Human-Centred Education

The GHfP Institute has been engaged in developing Human-Centred Education (HCE), led by Professor Scherto Gill. Formerly developed by the Guerrand-Hermès Foundation for Peace, Human-Centred Education radically rethinks the aims of education, the nature and processes of learning, and the relationships in learning communities.

The vision of Human-Centred Education arose from three decades of work at the Guerrand-Hermès Foundation for Peace. By supporting educational projects and schools worldwide, organising international conferences and symposia, and conducting empirical research into teaching and learning practices, the GHFP has continued to consolidate and articulate ideas underlying Human-Centred Education.

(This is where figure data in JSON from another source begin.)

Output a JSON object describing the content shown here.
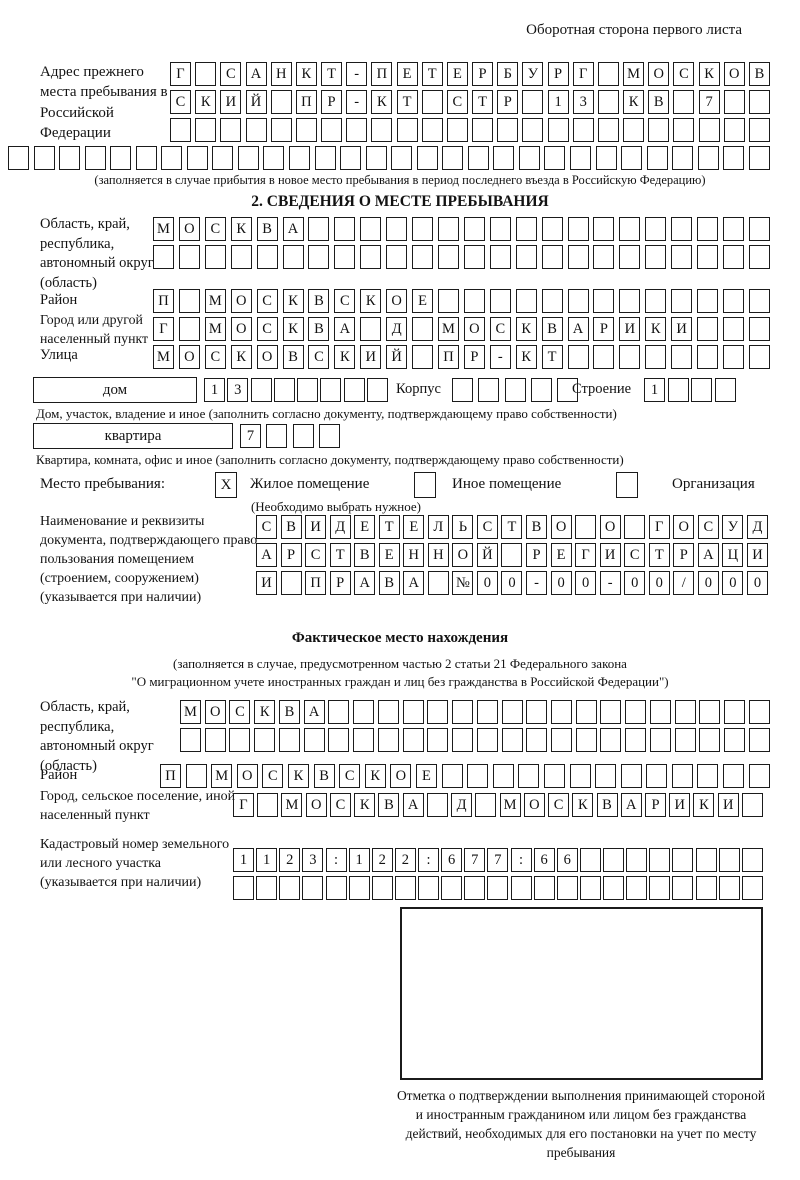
{
  "page": {
    "header_note": "Оборотная сторона первого листа"
  },
  "section1": {
    "label": "Адрес прежнего места пребывания в Российской Федерации",
    "grid_rows": [
      {
        "len": 24,
        "text": "Г САНКТ-ПЕТЕРБУРГ МОСКОВ"
      },
      {
        "len": 24,
        "text": "СКИЙ ПР-КТ СТР 13 КВ 7"
      },
      {
        "len": 24,
        "text": ""
      },
      {
        "len": 30,
        "text": ""
      }
    ],
    "note": "(заполняется в случае прибытия в новое место пребывания в период последнего въезда в Российскую Федерацию)"
  },
  "section2": {
    "title": "2. СВЕДЕНИЯ О МЕСТЕ ПРЕБЫВАНИЯ",
    "region": {
      "label": "Область, край, республика, автономный округ (область)",
      "rows": [
        {
          "len": 24,
          "text": "МОСКВА"
        },
        {
          "len": 24,
          "text": ""
        }
      ]
    },
    "district": {
      "label": "Район",
      "row": {
        "len": 24,
        "text": "П МОСКВСКОЕ"
      }
    },
    "city": {
      "label": "Город или другой населенный пункт",
      "row": {
        "len": 24,
        "text": "Г МОСКВА Д МОСКВАРИКИ"
      }
    },
    "street": {
      "label": "Улица",
      "row": {
        "len": 24,
        "text": "МОСКОВСКИЙ ПР-КТ"
      }
    },
    "house": {
      "box_label": "дом",
      "row": {
        "len": 8,
        "text": "13"
      },
      "korpus_label": "Корпус",
      "korpus_row": {
        "len": 5,
        "text": ""
      },
      "stroenie_label": "Строение",
      "stroenie_row": {
        "len": 4,
        "text": "1"
      },
      "note": "Дом, участок, владение и иное (заполнить согласно документу, подтверждающему право собственности)"
    },
    "apartment": {
      "box_label": "квартира",
      "row": {
        "len": 4,
        "text": "7"
      },
      "note": "Квартира, комната, офис и иное (заполнить согласно документу, подтверждающему право собственности)"
    },
    "stay_type": {
      "label": "Место пребывания:",
      "options": [
        {
          "label": "Жилое помещение",
          "checked": "X"
        },
        {
          "label": "Иное помещение",
          "checked": ""
        },
        {
          "label": "Организация",
          "checked": ""
        }
      ],
      "note": "(Необходимо выбрать нужное)"
    },
    "document": {
      "label": "Наименование и реквизиты документа, подтверждающего право пользования помещением (строением, сооружением) (указывается при наличии)",
      "rows": [
        {
          "len": 21,
          "text": "СВИДЕТЕЛЬСТВО О ГОСУД"
        },
        {
          "len": 21,
          "text": "АРСТВЕННОЙ РЕГИСТРАЦИ"
        },
        {
          "len": 21,
          "text": "И ПРАВА №00-00-00/000"
        }
      ]
    }
  },
  "section3": {
    "title": "Фактическое место нахождения",
    "note1": "(заполняется в случае, предусмотренном частью 2 статьи 21 Федерального закона",
    "note2": "\"О миграционном учете иностранных граждан и лиц без гражданства в Российской Федерации\")",
    "region": {
      "label": "Область, край, республика, автономный округ (область)",
      "rows": [
        {
          "len": 24,
          "text": "МОСКВА"
        },
        {
          "len": 24,
          "text": ""
        }
      ]
    },
    "district": {
      "label": "Район",
      "row": {
        "len": 24,
        "text": "П МОСКВСКОЕ"
      }
    },
    "city": {
      "label": "Город, сельское поселение, иной населенный пункт",
      "row": {
        "len": 22,
        "text": "Г МОСКВА Д МОСКВАРИКИ"
      }
    },
    "cadastral": {
      "label": "Кадастровый номер земельного или лесного участка (указывается при наличии)",
      "rows": [
        {
          "len": 23,
          "text": "1123:122:677:66"
        },
        {
          "len": 23,
          "text": ""
        }
      ]
    },
    "stamp_caption": "Отметка о подтверждении выполнения принимающей стороной и иностранным гражданином или лицом без гражданства действий, необходимых для его постановки на учет по месту пребывания"
  }
}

Human-Centred Education (HCE) respects the intrinsic value of the whole person and their well-being, and focuses on cultivating those qualities that can be described as human, including: curiosity, care, compassion, relationship and responsibility.

HCE builds a bridge between the ever-changing principles and policies of public education and the myriad forms of alternative or progressive education. National education policies tend to ignore deeper educational processes, such as the cultivation of qualities that are central to living meaningfully and well, because they focus on high-stakes testing of academic performance. HCE provides an effective antidote to an obsession with testing; it offers a holistic and well-being-oriented approach, without sacrificing educational standards or schools’ interests in academic excellence.

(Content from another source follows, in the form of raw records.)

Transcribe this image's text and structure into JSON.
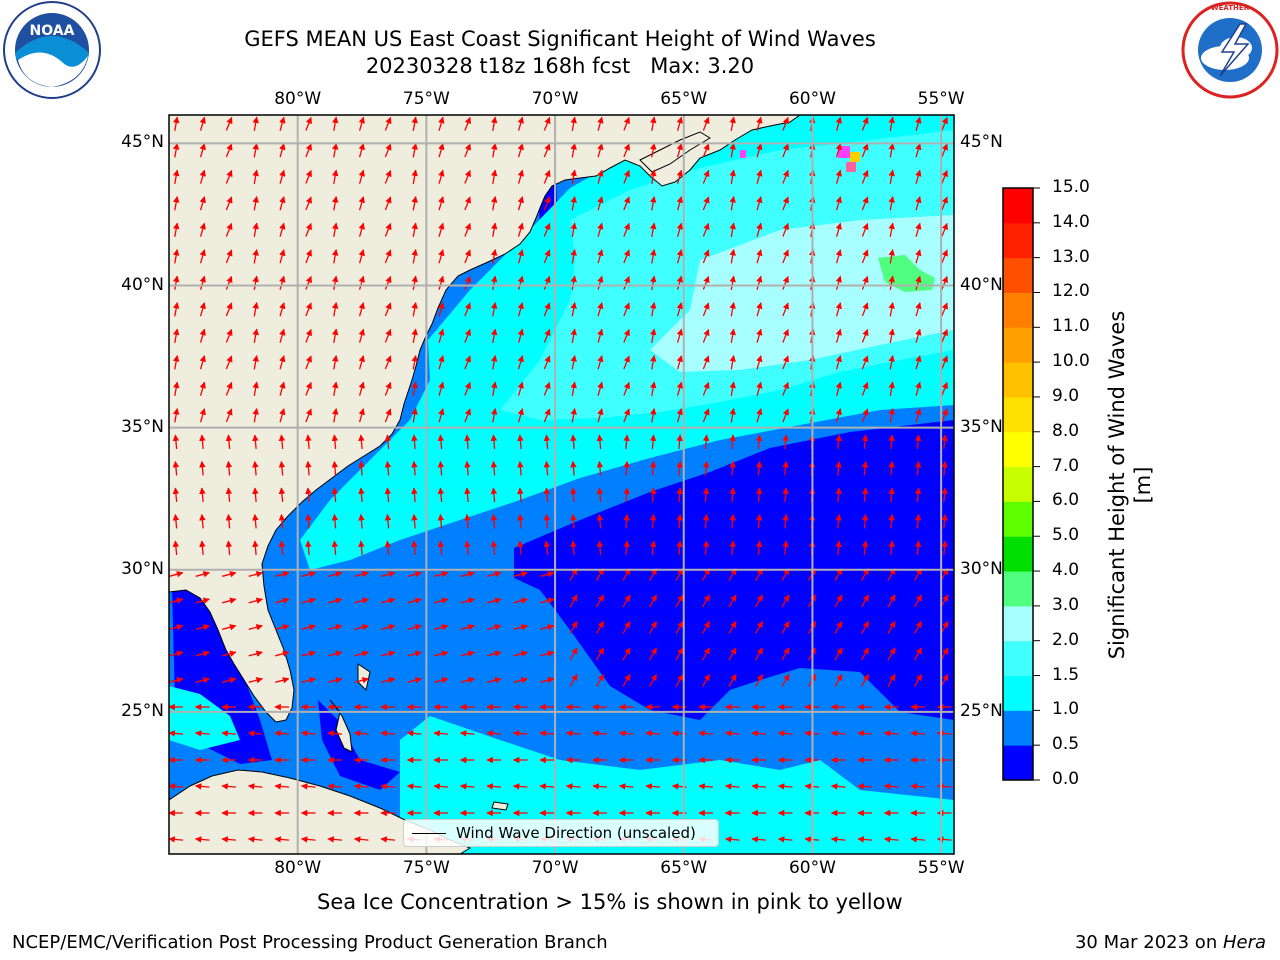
{
  "title": {
    "line1": "GEFS MEAN US East Coast Significant Height of Wind Waves",
    "line2": "20230328 t18z 168h fcst   Max: 3.20"
  },
  "logos": {
    "noaa": "NOAA",
    "nws_ring_text": "NATIONAL WEATHER SERVICE",
    "noaa_ring_text": "NATIONAL OCEANIC AND ATMOSPHERIC ADMINISTRATION U.S. DEPARTMENT OF COMMERCE"
  },
  "map": {
    "lon_labels": [
      "80°W",
      "75°W",
      "70°W",
      "65°W",
      "60°W",
      "55°W"
    ],
    "lat_labels": [
      "45°N",
      "40°N",
      "35°N",
      "30°N",
      "25°N"
    ],
    "lon_values": [
      -80,
      -75,
      -70,
      -65,
      -60,
      -55
    ],
    "lat_values": [
      45,
      40,
      35,
      30,
      25
    ],
    "extent": {
      "lon_min": -85,
      "lon_max": -54.5,
      "lat_min": 20,
      "lat_max": 46
    },
    "land_color": "#efedde",
    "grid_color": "#b0b0b0",
    "arrow_color": "#ff0000",
    "legend_label": "Wind Wave Direction (unscaled)"
  },
  "colorbar": {
    "title": "Significant Height of Wind Waves [m]",
    "ticks": [
      "0.0",
      "0.5",
      "1.0",
      "1.5",
      "2.0",
      "3.0",
      "4.0",
      "5.0",
      "6.0",
      "7.0",
      "8.0",
      "9.0",
      "10.0",
      "11.0",
      "12.0",
      "13.0",
      "14.0",
      "15.0"
    ],
    "colors": [
      "#0000ff",
      "#0080ff",
      "#00ffff",
      "#40ffff",
      "#a8ffff",
      "#50ff80",
      "#00e000",
      "#60ff00",
      "#c8ff00",
      "#ffff00",
      "#ffe000",
      "#ffc000",
      "#ffa000",
      "#ff8000",
      "#ff5000",
      "#ff2000",
      "#ff0000"
    ]
  },
  "subnote": "Sea Ice Concentration > 15% is shown in pink to yellow",
  "footer": {
    "left": "NCEP/EMC/Verification Post Processing Product Generation Branch",
    "date": "30 Mar 2023 on ",
    "host": "Hera"
  }
}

When a school commits to a human-centred approach to teaching and learning, students are empowered to unfold their holistic potential, flourishing both academically and in their wider lives.

Ethics Education Fellowship Programme is a partnership programme co-convened with Arigatou International, Guerrand-Hermès Foundation for Peace, Higher Committee for Human Fraternity, KAICIID International Dialogue Centre, UNESCO Office for Eastern Africa and the UNESCO New Delhi Cluster Office; Indonesia National Commission for UNESCO – Ministry of Education of Indonesia; Kenya National Commission for UNESCO – Ministry of Education of Kenya, and Sri Lanka National Commission for UNESCO – Peace and Reconciliation Unit, Ministry of Education of Sri Lanka.

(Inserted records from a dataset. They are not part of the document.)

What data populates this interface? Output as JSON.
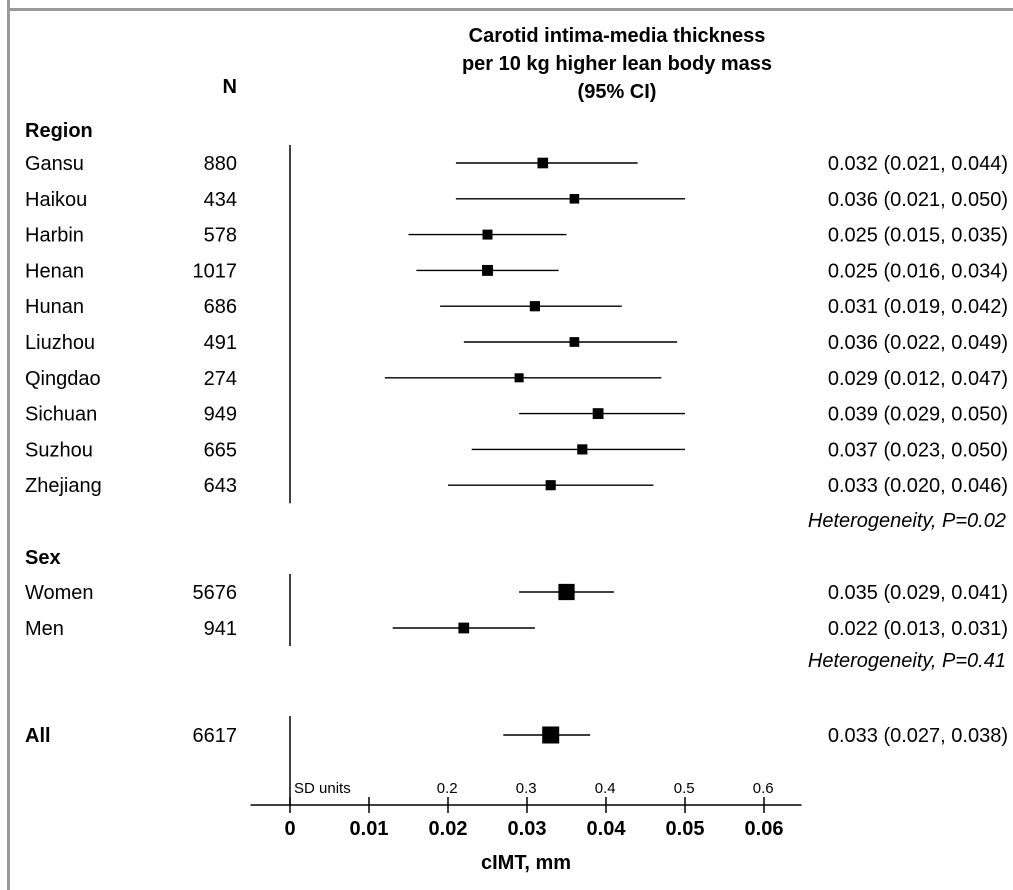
{
  "chart_data": {
    "type": "forest",
    "title_lines": [
      "Carotid intima-media thickness",
      "per 10 kg higher lean body mass",
      "(95% CI)"
    ],
    "n_header": "N",
    "xlabel": "cIMT, mm",
    "xlim": [
      -0.005,
      0.065
    ],
    "x_ticks": [
      0,
      0.01,
      0.02,
      0.03,
      0.04,
      0.05,
      0.06
    ],
    "x_tick_labels": [
      "0",
      "0.01",
      "0.02",
      "0.03",
      "0.04",
      "0.05",
      "0.06"
    ],
    "sd_units_label": "SD units",
    "sd_ticks": [
      {
        "label": "0.2",
        "value": 0.0199
      },
      {
        "label": "0.3",
        "value": 0.0299
      },
      {
        "label": "0.4",
        "value": 0.0399
      },
      {
        "label": "0.5",
        "value": 0.0499
      },
      {
        "label": "0.6",
        "value": 0.0599
      }
    ],
    "groups": [
      {
        "heading": "Region",
        "heterogeneity": "Heterogeneity, P=0.02",
        "rows": [
          {
            "label": "Gansu",
            "n": "880",
            "est": 0.032,
            "lo": 0.021,
            "hi": 0.044,
            "ci_text": "0.032 (0.021, 0.044)",
            "weight": 880
          },
          {
            "label": "Haikou",
            "n": "434",
            "est": 0.036,
            "lo": 0.021,
            "hi": 0.05,
            "ci_text": "0.036 (0.021, 0.050)",
            "weight": 434
          },
          {
            "label": "Harbin",
            "n": "578",
            "est": 0.025,
            "lo": 0.015,
            "hi": 0.035,
            "ci_text": "0.025 (0.015, 0.035)",
            "weight": 578
          },
          {
            "label": "Henan",
            "n": "1017",
            "est": 0.025,
            "lo": 0.016,
            "hi": 0.034,
            "ci_text": "0.025 (0.016, 0.034)",
            "weight": 1017
          },
          {
            "label": "Hunan",
            "n": "686",
            "est": 0.031,
            "lo": 0.019,
            "hi": 0.042,
            "ci_text": "0.031 (0.019, 0.042)",
            "weight": 686
          },
          {
            "label": "Liuzhou",
            "n": "491",
            "est": 0.036,
            "lo": 0.022,
            "hi": 0.049,
            "ci_text": "0.036 (0.022, 0.049)",
            "weight": 491
          },
          {
            "label": "Qingdao",
            "n": "274",
            "est": 0.029,
            "lo": 0.012,
            "hi": 0.047,
            "ci_text": "0.029 (0.012, 0.047)",
            "weight": 274
          },
          {
            "label": "Sichuan",
            "n": "949",
            "est": 0.039,
            "lo": 0.029,
            "hi": 0.05,
            "ci_text": "0.039 (0.029, 0.050)",
            "weight": 949
          },
          {
            "label": "Suzhou",
            "n": "665",
            "est": 0.037,
            "lo": 0.023,
            "hi": 0.05,
            "ci_text": "0.037 (0.023, 0.050)",
            "weight": 665
          },
          {
            "label": "Zhejiang",
            "n": "643",
            "est": 0.033,
            "lo": 0.02,
            "hi": 0.046,
            "ci_text": "0.033 (0.020, 0.046)",
            "weight": 643
          }
        ]
      },
      {
        "heading": "Sex",
        "heterogeneity": "Heterogeneity, P=0.41",
        "rows": [
          {
            "label": "Women",
            "n": "5676",
            "est": 0.035,
            "lo": 0.029,
            "hi": 0.041,
            "ci_text": "0.035 (0.029, 0.041)",
            "weight": 5676
          },
          {
            "label": "Men",
            "n": "941",
            "est": 0.022,
            "lo": 0.013,
            "hi": 0.031,
            "ci_text": "0.022 (0.013, 0.031)",
            "weight": 941
          }
        ]
      },
      {
        "heading": "",
        "heterogeneity": "",
        "rows": [
          {
            "label": "All",
            "n": "6617",
            "est": 0.033,
            "lo": 0.027,
            "hi": 0.038,
            "ci_text": "0.033 (0.027, 0.038)",
            "weight": 6617,
            "bold": true
          }
        ]
      }
    ]
  }
}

Ethics Education distinguishes itself with three distinct pillars: (1) Ethical Sensitivity and Ethical Reflection; (2) Ethical Relations and Dialogue; and (3) Child Agency, Participation and Transformative Action. Ethics Education contributes to children and children’s social, emotional, cognitive and even spiritual development and ultimately, their holistic well-being.

More about human-centred education can be found in these recommended books:

Rethinking Secondary Education: A Human-Centred Approach by Scherto Gill & Garrett Thomson, published by Pearson Education in 2012. This book articulates and develops a human-centred vision from conceptual perspectives. These theories form the philosophical underpinning of Human-Centred Education.

Human-Centred Education: A Practical Handbook and Guide by Scherto Gill & Garrett Thomson, published by Routledge in 2016. This book presents a HCE approach to schooling. It provides implementable suggestions as to how HCE might be adopted as a whole-school initiative, or else woven into particular aspects of existing school life.